Nearly a decade on, Carney was half right. There is no republic, although Bill Shorten has pledged a referendum within a first term should Labor win government, even if a couple of flashy foreign royals has apparently already put paid to hope of it passing.

But what has changed markedly is the subject of debate around Australia Day. Now the talk is far more consequential, urgent and pointed.

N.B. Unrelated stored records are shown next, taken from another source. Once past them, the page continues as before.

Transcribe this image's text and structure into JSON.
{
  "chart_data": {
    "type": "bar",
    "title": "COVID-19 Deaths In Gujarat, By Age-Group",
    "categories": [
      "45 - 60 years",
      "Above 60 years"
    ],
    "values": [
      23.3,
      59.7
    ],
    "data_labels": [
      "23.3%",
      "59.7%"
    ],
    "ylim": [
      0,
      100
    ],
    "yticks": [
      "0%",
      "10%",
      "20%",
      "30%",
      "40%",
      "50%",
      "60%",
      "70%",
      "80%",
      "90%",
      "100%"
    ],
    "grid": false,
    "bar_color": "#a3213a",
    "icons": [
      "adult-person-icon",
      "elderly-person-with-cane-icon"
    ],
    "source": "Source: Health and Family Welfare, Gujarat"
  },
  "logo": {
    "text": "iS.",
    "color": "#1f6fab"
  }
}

It should have always been obvious that designating a date that British settlers arrived in the country as a national day of celebration would be offensive to indigenous Australians. Britain, in a sense, already had its war against the first people of Australia. Maybe, in those languid summer months decades later, the problem of the date was lost on the rest of the country. But the longstanding opposition to “Invasion Day” certainly has prominence now, and was given heartfelt expression this month by reporter and Gamilaroi woman Brooke Boney on morning television:

 


In recent years, some local councils have decided to cancel citizenship ceremonies usually held on the Australia Day, which in turn sparked a backlash – supported by Prime Minister Scott Morrison – to force support for the date. Yet despite this government effort to “back a winner”, to borrow a phrase from economics, the commercial reality seems pretty clear. Australia Day cannot be marketed into a day of national unity. (And in a related fashion, a chiko roll themed poke at a proposed Captain James Cook re-enactment is the best of a larrikin national spirit.)

An unexpected contribution to this debate arrived this week with Jeff Kennett, a prominent Liberal in Victoria and former state premier, chiming in with a call to change the date in a thoughtful column in the Melbourne Herald-Sun.

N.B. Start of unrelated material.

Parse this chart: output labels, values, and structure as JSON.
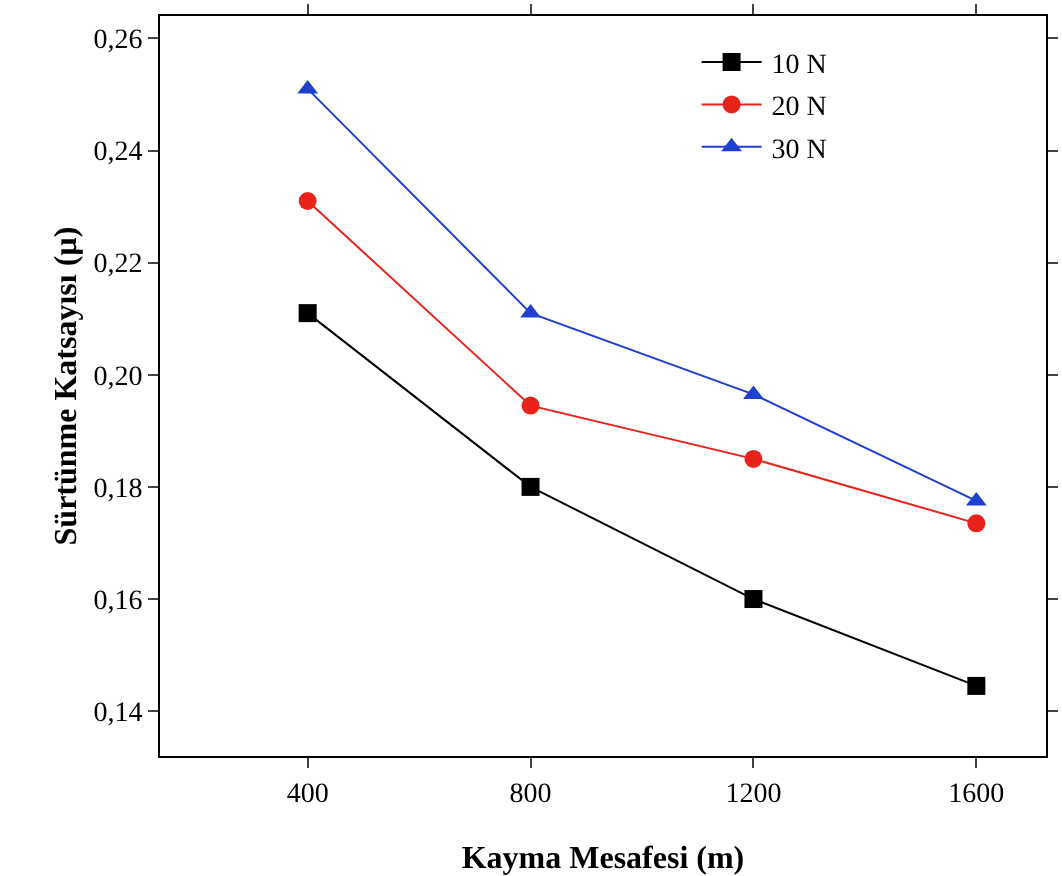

Kennett put the issue into an international context. He surveyed the national day of other countries, to see why they celebrate. Americans on 4 July celebrate the anniversary of independence from Britain, rather than the arrival of the first Europeans. Germans celebrate 3 October, for the 1990 unification of the long divided east and west. Indonesians mark the anniversary of the nation’s foundation on 17 August, and he listed other examples besides.

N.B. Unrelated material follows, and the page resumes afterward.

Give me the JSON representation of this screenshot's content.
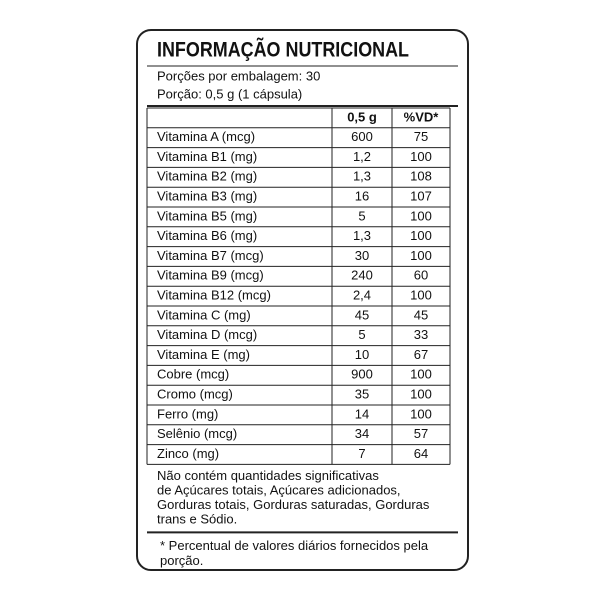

The point, as Kennett put it:

Is that January 26 was not the foundation of Australia. It already existed. Nor does the date celebrate our independence. It simply marks the arrival of explorers and invaders from distant lands.

The cost to indigenous Australians from European settlement was severe, in lives and lands disposed. And the cost is lasting. A national apology for past wrongs and campaigns for recognition in the constitution can be debated, but ultimately, the indigenous community still carries the burden. Reconciliation, however defined, remains unfinished business for Australia.

This should never be allowed to be treated as another “hardy annual”, a challenge discussed around the day each year parliament reports on efforts to “close the gap”, and instead judged as a relentless priority against the much-vaunted concept of a fair go. This can start by government and citizens alike meaningfully engaging with the 2017 Uluru statement from the heart.

The two issues that have defined the annual Australia Day debate are distinct, but both hearken back to a struggle with identity, for a young country in a formal fashion and an ancient continent. Australians project a sense of ease and comfort within ourselves, but the tension in both these conversations is evident. The question is whether as a people Australians can confront this tension directly, away from a summer ritual, and see it resolved.

Uluru at sunset, central Australia (Photo: Tchami/Flickr)


But Kennett, too, was only half right. On the symbolism of a national day, he suggested Australia Day be celebrated on 1 January, the anniversary of the federation, when Australia’s colonies joined into a commonwealth in 1901.

Better that a modern Australia celebrates a modern occasion. There is no need to reach back to history to find an excuse for a national party. Australia should make history. It’s time for another republic debate, to show the social riches that will come from a declaration of independent confidence, and then the date of a successful referendum can become the anniversary to celebrate.

India already has 26 January as its own Republic Day. Let’s, as Australians, band together and find our own.